Spain's population to fall
Madrid, March 11 : Spain faces a fall of around 10 percent in its population over the next 40 years, according to a forecast by the Spanish National Institute of Statistics (INE).
It is going to cause severe problems for the country's social security and pensions system, concluded the prediction into the behaviour of population carried out by the Department of Population Studies at the INE, reported Xinhua.
Several factors are behind this, said Sixto Muriel de la Riva, assistant-director of the department.
Firstly, economic factors have put a brake on immigration to the country, as work is no longer so readily available in the country.

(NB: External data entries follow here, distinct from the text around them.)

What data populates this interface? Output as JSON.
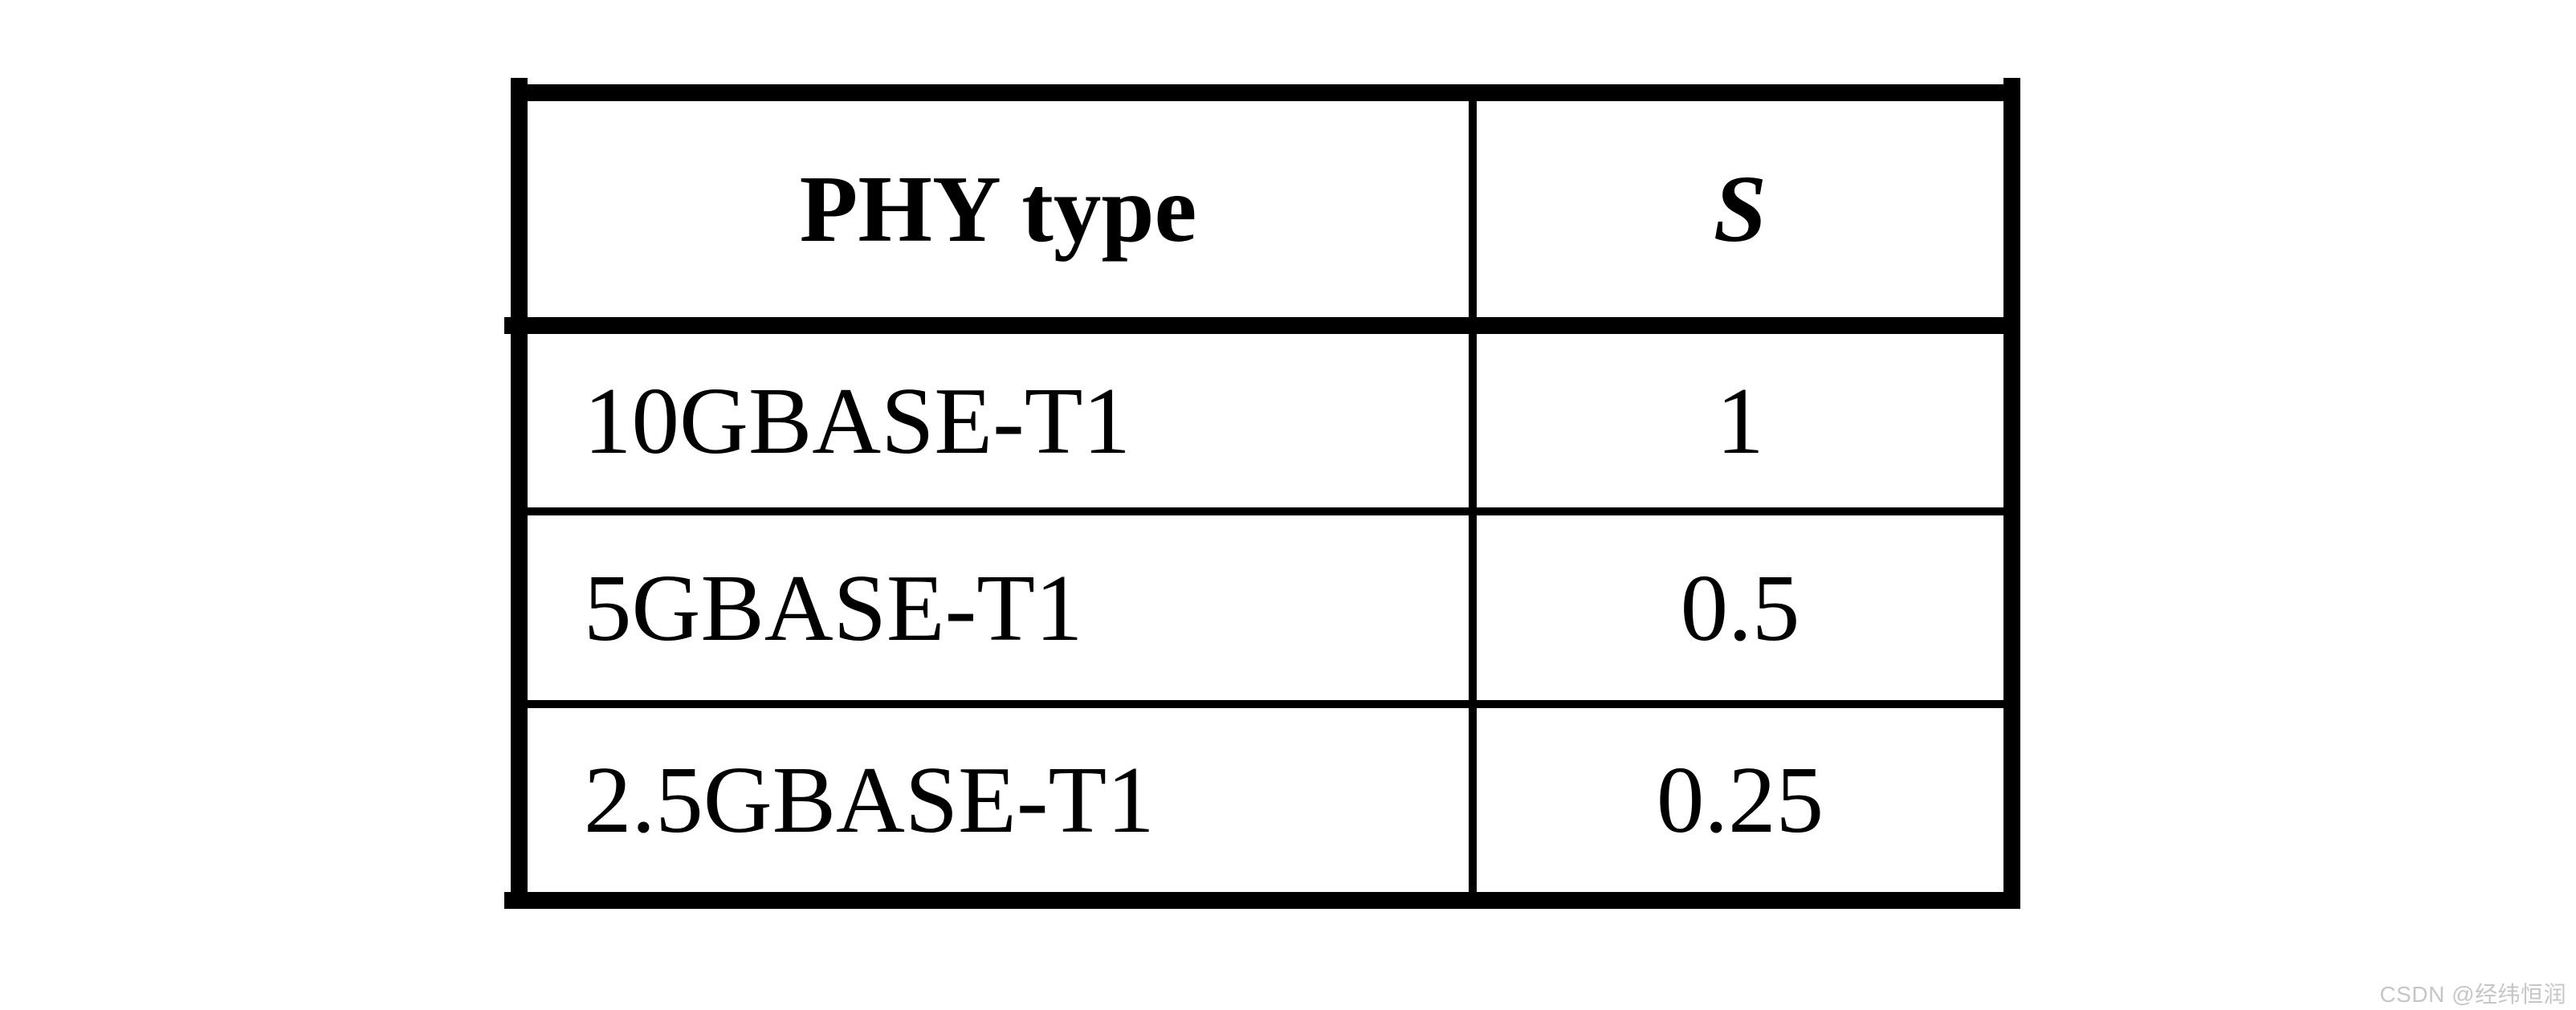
{
  "table": {
    "columns": [
      {
        "label": "PHY type"
      },
      {
        "label": "S"
      }
    ],
    "rows": [
      {
        "phy_type": "10GBASE-T1",
        "s": "1"
      },
      {
        "phy_type": "5GBASE-T1",
        "s": "0.5"
      },
      {
        "phy_type": "2.5GBASE-T1",
        "s": "0.25"
      }
    ]
  },
  "watermark": {
    "text": "CSDN @经纬恒润"
  },
  "colors": {
    "background": "#ffffff",
    "border": "#000000",
    "text": "#000000",
    "watermark": "#c6c6c6"
  }
}
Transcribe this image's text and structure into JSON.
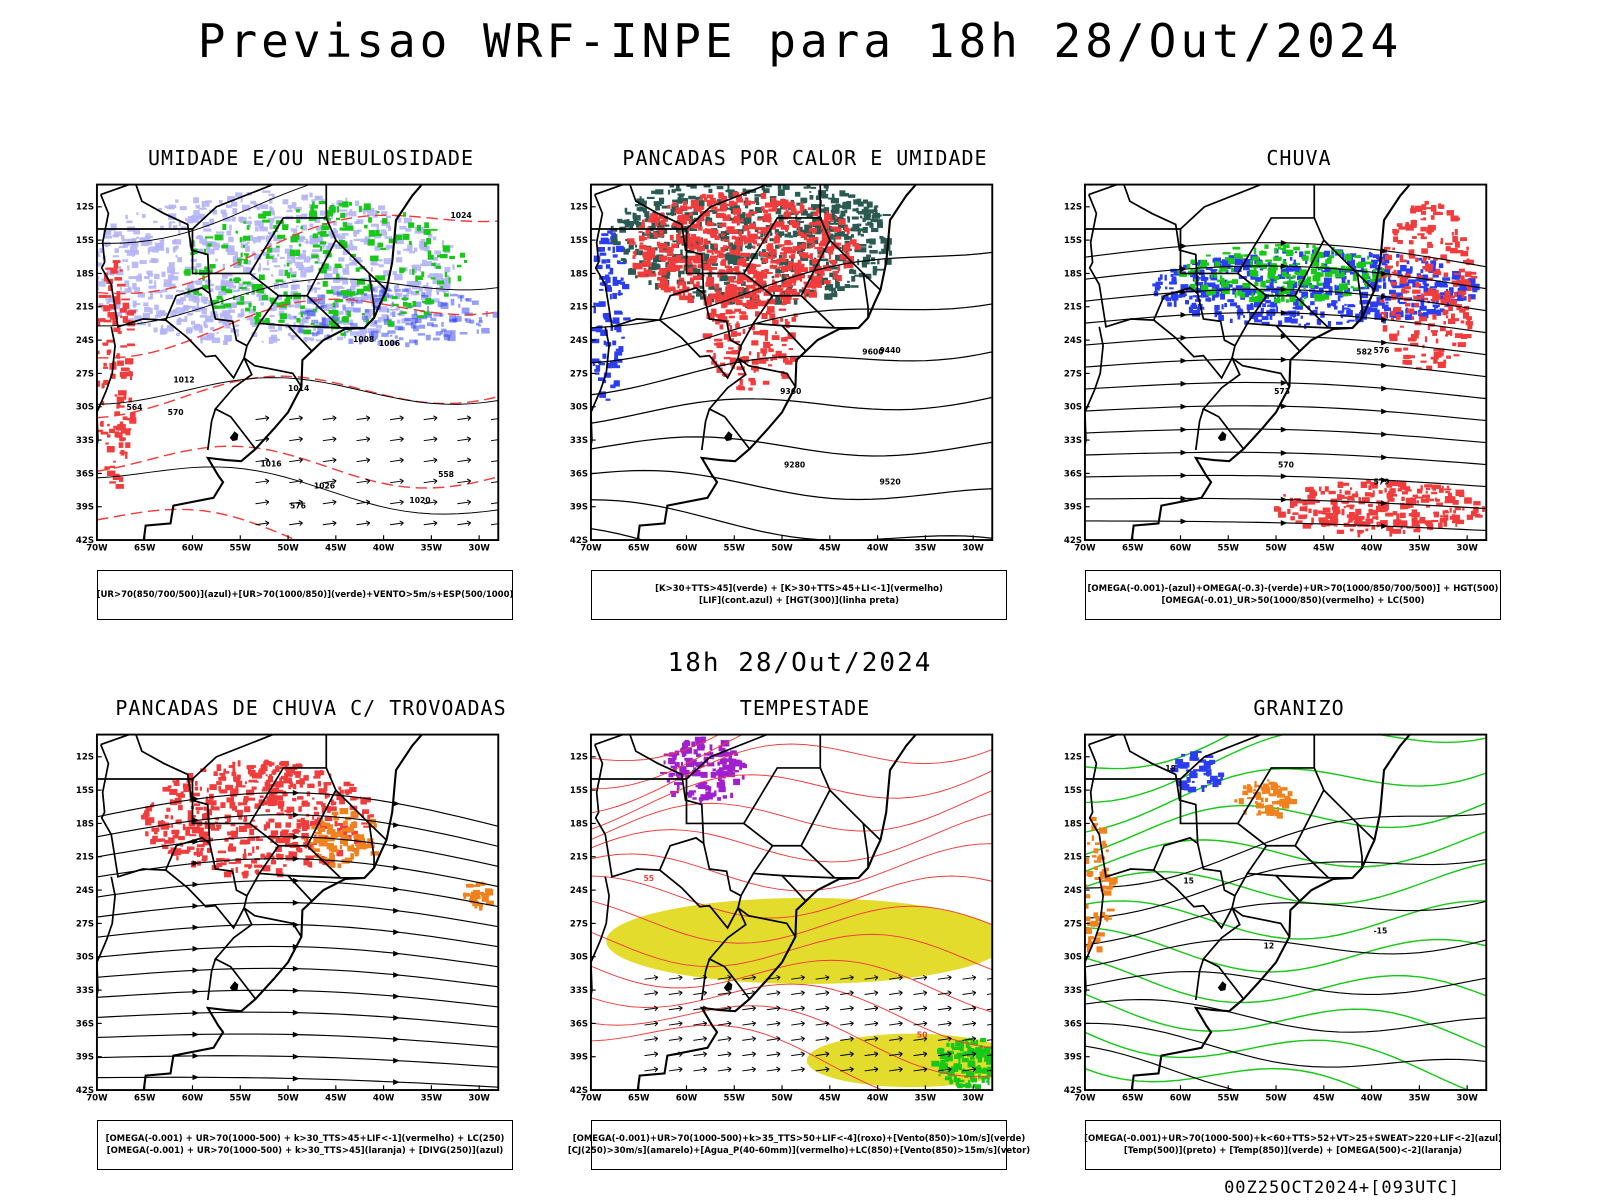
{
  "title": "Previsao WRF-INPE  para 18h 28/Out/2024",
  "subtitle": "18h 28/Out/2024",
  "footer": "00Z25OCT2024+[093UTC]",
  "colors": {
    "red": "#f03c3c",
    "blue": "#2a3ef0",
    "green": "#18c818",
    "lavender": "#b4b4f4",
    "darkteal": "#2a5a52",
    "yellow": "#e4dc2c",
    "orange": "#f0821e",
    "purple": "#a020d0"
  },
  "chart_data": [
    {
      "type": "contour-map",
      "title": "UMIDADE E/OU NEBULOSIDADE",
      "legend_lines": [
        "[UR>70(850/700/500)](azul)+[UR>70(1000/850)](verde)+VENTO>5m/s+ESP(500/1000)"
      ],
      "x_ticks": [
        "70W",
        "65W",
        "60W",
        "55W",
        "50W",
        "45W",
        "40W",
        "35W",
        "30W"
      ],
      "y_ticks": [
        "12S",
        "15S",
        "18S",
        "21S",
        "24S",
        "27S",
        "30S",
        "33S",
        "36S",
        "39S",
        "42S"
      ],
      "xlim": [
        -70,
        -28
      ],
      "ylim": [
        -42,
        -10
      ],
      "contour_labels": [
        "1008",
        "1006",
        "1012",
        "1016",
        "1020",
        "1024",
        "1026",
        "1014",
        "570",
        "576",
        "564",
        "558"
      ]
    },
    {
      "type": "contour-map",
      "title": "PANCADAS POR CALOR E UMIDADE",
      "legend_lines": [
        "[K>30+TTS>45](verde) + [K>30+TTS>45+LI<-1](vermelho)",
        "[LIF](cont.azul) + [HGT(300)](linha preta)"
      ],
      "x_ticks": [
        "70W",
        "65W",
        "60W",
        "55W",
        "50W",
        "45W",
        "40W",
        "35W",
        "30W"
      ],
      "y_ticks": [
        "12S",
        "15S",
        "18S",
        "21S",
        "24S",
        "27S",
        "30S",
        "33S",
        "36S",
        "39S",
        "42S"
      ],
      "xlim": [
        -70,
        -28
      ],
      "ylim": [
        -42,
        -10
      ],
      "contour_labels": [
        "9600",
        "9520",
        "9440",
        "9360",
        "9280"
      ]
    },
    {
      "type": "contour-map",
      "title": "CHUVA",
      "legend_lines": [
        "[OMEGA(-0.001)-(azul)+OMEGA(-0.3)-(verde)+UR>70(1000/850/700/500)] + HGT(500)",
        "[OMEGA(-0.01)_UR>50(1000/850)(vermelho) + LC(500)"
      ],
      "x_ticks": [
        "70W",
        "65W",
        "60W",
        "55W",
        "50W",
        "45W",
        "40W",
        "35W",
        "30W"
      ],
      "y_ticks": [
        "12S",
        "15S",
        "18S",
        "21S",
        "24S",
        "27S",
        "30S",
        "33S",
        "36S",
        "39S",
        "42S"
      ],
      "xlim": [
        -70,
        -28
      ],
      "ylim": [
        -42,
        -10
      ],
      "contour_labels": [
        "582",
        "579",
        "576",
        "573",
        "570"
      ]
    },
    {
      "type": "streamline-map",
      "title": "PANCADAS DE CHUVA C/ TROVOADAS",
      "legend_lines": [
        "[OMEGA(-0.001) + UR>70(1000-500) + k>30_TTS>45+LIF<-1](vermelho) + LC(250)",
        "[OMEGA(-0.001) + UR>70(1000-500) + k>30_TTS>45](laranja) + [DIVG(250)](azul)"
      ],
      "x_ticks": [
        "70W",
        "65W",
        "60W",
        "55W",
        "50W",
        "45W",
        "40W",
        "35W",
        "30W"
      ],
      "y_ticks": [
        "12S",
        "15S",
        "18S",
        "21S",
        "24S",
        "27S",
        "30S",
        "33S",
        "36S",
        "39S",
        "42S"
      ],
      "xlim": [
        -70,
        -28
      ],
      "ylim": [
        -42,
        -10
      ]
    },
    {
      "type": "streamline-map",
      "title": "TEMPESTADE",
      "legend_lines": [
        "[OMEGA(-0.001)+UR>70(1000-500)+k>35_TTS>50+LIF<-4](roxo)+[Vento(850)>10m/s](verde)",
        "[CJ(250)>30m/s](amarelo)+[Agua_P(40-60mm)](vermelho)+LC(850)+[Vento(850)>15m/s](vetor)"
      ],
      "x_ticks": [
        "70W",
        "65W",
        "60W",
        "55W",
        "50W",
        "45W",
        "40W",
        "35W",
        "30W"
      ],
      "y_ticks": [
        "12S",
        "15S",
        "18S",
        "21S",
        "24S",
        "27S",
        "30S",
        "33S",
        "36S",
        "39S",
        "42S"
      ],
      "xlim": [
        -70,
        -28
      ],
      "ylim": [
        -42,
        -10
      ],
      "contour_labels": [
        "50",
        "55"
      ]
    },
    {
      "type": "contour-map",
      "title": "GRANIZO",
      "legend_lines": [
        "[OMEGA(-0.001)+UR>70(1000-500)+k<60+TTS>52+VT>25+SWEAT>220+LIF<-2](azul)",
        "[Temp(500)](preto) + [Temp(850)](verde) + [OMEGA(500)<-2](laranja)"
      ],
      "x_ticks": [
        "70W",
        "65W",
        "60W",
        "55W",
        "50W",
        "45W",
        "40W",
        "35W",
        "30W"
      ],
      "y_ticks": [
        "12S",
        "15S",
        "18S",
        "21S",
        "24S",
        "27S",
        "30S",
        "33S",
        "36S",
        "39S",
        "42S"
      ],
      "xlim": [
        -70,
        -28
      ],
      "ylim": [
        -42,
        -10
      ],
      "contour_labels": [
        "12",
        "15",
        "18",
        "-15"
      ]
    }
  ]
}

Factors such as falling birthrates and an aging population also have a massive bearing on the future fall in the current population of just over 47 million.
Regarding the birthrate, Spain is now seeing the consequences of the last economic crisis it went through in late 1980s and 1990s, which forced couples to reduce the number of children they had. It means now there are fewer women of childbearing age in Spain and "and consequently fewer children".
Muriel de la Riva also said: "There is a greater number of old people at the top of the pyramid and so even though we have longer life expectancy, there are more deaths."
"The level of dependence: which is the difference between the 'inactive' population, those who are not at an age to work because they are too old or too young, and the population that can work, will rise from current levels from 50 percent to around 100 percent in 40 years," said Muriel de la Riva.
"That means that for every person who can't work now, we have two people of working age and in 40 years we will have a relation one to one," the assistant-director told Xinhua.